Delectable Michelle Obama, the First Lady of the United States is the
first person to cover Cooking Light in the publication's 28-year history.
Michelle, 51, appears in the March issue, where she speaks on life inside the White House.
"We're really proud of the changes we've seen across
the country—most proud of the fact that it feels like there's a new norm in how
families think about food and what's healthy," Michelle says. Still, the
Princeton University alum admits that there have been challenges along the way.

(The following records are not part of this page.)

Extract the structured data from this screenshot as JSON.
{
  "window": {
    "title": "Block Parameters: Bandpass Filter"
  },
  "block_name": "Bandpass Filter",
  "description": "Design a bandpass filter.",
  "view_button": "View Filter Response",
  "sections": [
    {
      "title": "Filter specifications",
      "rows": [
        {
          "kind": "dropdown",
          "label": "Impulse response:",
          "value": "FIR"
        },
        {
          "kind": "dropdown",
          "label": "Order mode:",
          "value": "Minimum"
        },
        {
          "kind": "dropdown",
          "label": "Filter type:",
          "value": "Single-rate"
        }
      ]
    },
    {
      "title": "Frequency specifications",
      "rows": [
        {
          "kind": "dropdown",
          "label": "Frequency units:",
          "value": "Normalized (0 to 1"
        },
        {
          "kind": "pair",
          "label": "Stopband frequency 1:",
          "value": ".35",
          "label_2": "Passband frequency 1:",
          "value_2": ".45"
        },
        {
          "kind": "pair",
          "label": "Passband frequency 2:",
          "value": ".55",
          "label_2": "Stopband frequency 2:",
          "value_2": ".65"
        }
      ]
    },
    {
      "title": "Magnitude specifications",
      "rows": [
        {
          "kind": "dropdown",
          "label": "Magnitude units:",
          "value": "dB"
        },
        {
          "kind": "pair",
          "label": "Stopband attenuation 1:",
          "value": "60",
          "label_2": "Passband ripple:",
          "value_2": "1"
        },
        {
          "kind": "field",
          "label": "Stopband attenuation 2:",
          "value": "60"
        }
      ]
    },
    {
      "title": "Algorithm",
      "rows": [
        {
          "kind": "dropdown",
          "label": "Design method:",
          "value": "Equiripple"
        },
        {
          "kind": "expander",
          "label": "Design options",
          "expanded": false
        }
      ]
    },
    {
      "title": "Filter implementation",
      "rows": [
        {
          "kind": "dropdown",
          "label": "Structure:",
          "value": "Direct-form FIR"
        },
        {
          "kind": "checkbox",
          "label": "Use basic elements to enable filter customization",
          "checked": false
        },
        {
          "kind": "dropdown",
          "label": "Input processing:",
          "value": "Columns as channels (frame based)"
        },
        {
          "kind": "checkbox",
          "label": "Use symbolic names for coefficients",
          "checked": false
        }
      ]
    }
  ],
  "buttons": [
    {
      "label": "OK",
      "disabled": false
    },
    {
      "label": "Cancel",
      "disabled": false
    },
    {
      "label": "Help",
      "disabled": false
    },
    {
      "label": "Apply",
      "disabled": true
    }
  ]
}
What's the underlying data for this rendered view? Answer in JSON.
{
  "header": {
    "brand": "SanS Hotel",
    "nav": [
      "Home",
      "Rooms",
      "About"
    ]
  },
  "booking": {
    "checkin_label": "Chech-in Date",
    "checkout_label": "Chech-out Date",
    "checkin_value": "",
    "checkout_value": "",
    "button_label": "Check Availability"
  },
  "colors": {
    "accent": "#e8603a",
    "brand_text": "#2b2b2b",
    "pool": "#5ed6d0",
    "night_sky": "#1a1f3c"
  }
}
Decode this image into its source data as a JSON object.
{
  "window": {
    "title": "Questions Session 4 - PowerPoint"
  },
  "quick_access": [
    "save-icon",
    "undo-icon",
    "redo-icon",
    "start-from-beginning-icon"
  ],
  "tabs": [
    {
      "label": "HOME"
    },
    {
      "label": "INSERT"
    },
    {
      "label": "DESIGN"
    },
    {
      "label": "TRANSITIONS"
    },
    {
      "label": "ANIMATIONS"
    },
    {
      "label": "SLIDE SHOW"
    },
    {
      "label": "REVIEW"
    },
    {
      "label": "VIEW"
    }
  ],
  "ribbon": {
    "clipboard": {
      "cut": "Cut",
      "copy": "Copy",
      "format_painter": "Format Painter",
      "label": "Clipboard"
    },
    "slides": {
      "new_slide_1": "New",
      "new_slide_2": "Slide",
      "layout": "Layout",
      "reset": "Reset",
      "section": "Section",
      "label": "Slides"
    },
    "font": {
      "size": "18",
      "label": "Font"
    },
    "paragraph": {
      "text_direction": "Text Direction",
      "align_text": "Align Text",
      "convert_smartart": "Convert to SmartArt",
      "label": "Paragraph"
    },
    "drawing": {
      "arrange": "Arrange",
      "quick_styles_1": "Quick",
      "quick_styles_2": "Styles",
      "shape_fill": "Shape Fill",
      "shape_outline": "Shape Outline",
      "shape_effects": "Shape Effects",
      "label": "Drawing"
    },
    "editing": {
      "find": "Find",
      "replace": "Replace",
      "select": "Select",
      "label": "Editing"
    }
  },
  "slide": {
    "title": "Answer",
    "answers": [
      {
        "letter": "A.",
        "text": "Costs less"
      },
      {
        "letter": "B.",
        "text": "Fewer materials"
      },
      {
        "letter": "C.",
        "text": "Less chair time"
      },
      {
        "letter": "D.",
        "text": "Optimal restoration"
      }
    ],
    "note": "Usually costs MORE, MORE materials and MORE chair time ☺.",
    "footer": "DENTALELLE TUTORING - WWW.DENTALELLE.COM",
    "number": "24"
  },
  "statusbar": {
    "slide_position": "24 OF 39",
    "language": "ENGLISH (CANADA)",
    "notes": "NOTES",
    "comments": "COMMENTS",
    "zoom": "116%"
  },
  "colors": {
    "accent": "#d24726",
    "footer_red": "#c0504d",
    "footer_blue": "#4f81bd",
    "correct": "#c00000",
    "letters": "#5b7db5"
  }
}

"Change is hard for anybody. And when you're talking about food, food is
really personal. So when you're telling people to rethink their dietary habits
that they've lived with all their lives, it's really personal," FLOTUS
explains.
Michelle makes sure her family follows a healthy eating
plan, courtesy of Sam Kass, President Barack Obama's senior policy advisor for
nutrition policy. "He was a core of our processed-food elimination—and my
kids loved the macaroni and cheese in a box. He said, 'There's nothing wrong
with mac and cheese, but it's got to be real food.' So my oldest daughter,
Malia Obama, who was probably 8 at the time, he took a block of cheese and he
said, 'If you can cut this cheese up into the powder that is the cheese of the
boxed macaroni and cheese, then we'll use it.' She sat there for 30 minutes
trying to pulverize a block of cheese into dust. And from then on, we stopped
eating macaroni and cheese out of a box, because cheese dust is not food, as
was the moral of that story," Michelle recalls.
For the Obamas, dinnertime is family time. "We've found that we've been able to have dinner almost every night together, between 6:30 and 7," the First Lady says. "We have a bigger table and somebody else is doing the cooking, but the conversation and the mood and the tone are still the same. It's our most important time of the day," Michelle adds.